Two earlier Safety Recommendations were also reiterated:

  • that the FAA should convene a panel of airplane design, operations, and aviation human factors specialists to determine whether a requirement for the installation of low-airspeed alert systems in airplanes engaged in commercial operations under 14 Code of Federal Regulations Parts 121 and 135 would be feasible. (A-03-53)
  • that the FAA should, if the panel (as recommended in A-03-53) determines that a requirement as investigated would be feasible, establish requirements for low-airspeed alert systems. (A-03-54)

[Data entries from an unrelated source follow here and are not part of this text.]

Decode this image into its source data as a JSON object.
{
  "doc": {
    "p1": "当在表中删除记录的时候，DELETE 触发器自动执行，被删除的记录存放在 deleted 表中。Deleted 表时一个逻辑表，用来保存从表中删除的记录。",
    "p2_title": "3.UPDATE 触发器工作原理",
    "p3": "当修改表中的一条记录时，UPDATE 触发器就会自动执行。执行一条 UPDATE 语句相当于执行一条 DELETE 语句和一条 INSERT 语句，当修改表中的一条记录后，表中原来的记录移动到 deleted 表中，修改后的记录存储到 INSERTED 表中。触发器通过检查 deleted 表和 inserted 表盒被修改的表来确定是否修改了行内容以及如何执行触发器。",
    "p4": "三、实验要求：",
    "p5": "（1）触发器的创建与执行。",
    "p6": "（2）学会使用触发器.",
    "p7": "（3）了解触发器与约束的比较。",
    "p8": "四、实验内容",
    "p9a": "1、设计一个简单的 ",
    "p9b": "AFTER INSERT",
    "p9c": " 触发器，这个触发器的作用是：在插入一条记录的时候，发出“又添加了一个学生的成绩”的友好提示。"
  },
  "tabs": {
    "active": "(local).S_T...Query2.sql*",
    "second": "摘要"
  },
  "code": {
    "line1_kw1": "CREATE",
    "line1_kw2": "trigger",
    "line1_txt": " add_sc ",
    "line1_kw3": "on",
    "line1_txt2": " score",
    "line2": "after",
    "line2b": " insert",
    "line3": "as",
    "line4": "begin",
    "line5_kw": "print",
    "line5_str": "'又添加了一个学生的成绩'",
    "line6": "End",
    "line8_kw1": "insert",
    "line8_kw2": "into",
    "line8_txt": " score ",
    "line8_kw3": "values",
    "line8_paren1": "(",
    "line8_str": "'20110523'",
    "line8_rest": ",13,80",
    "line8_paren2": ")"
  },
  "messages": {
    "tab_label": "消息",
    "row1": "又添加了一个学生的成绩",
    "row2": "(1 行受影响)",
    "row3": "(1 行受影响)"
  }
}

The Probable Cause of the investigated event was determined as:

"An in-flight loss of control due to ice accreted in Supercooled Liquid Droplet (SLD) conditions, and the flight crew's failure to maintain the specified minimum airspeed in icing conditions. Contributing to the accident was the flight crew's decision to climb the airplane in known and forecast icing conditions using an autopilot mode contrary to that specified in the operator's Airplane Operations Manual for climbs during periods of ice accretion or when ice was present on the airframe."

The Final Report was adopted by the NTSB on 30 April 2009.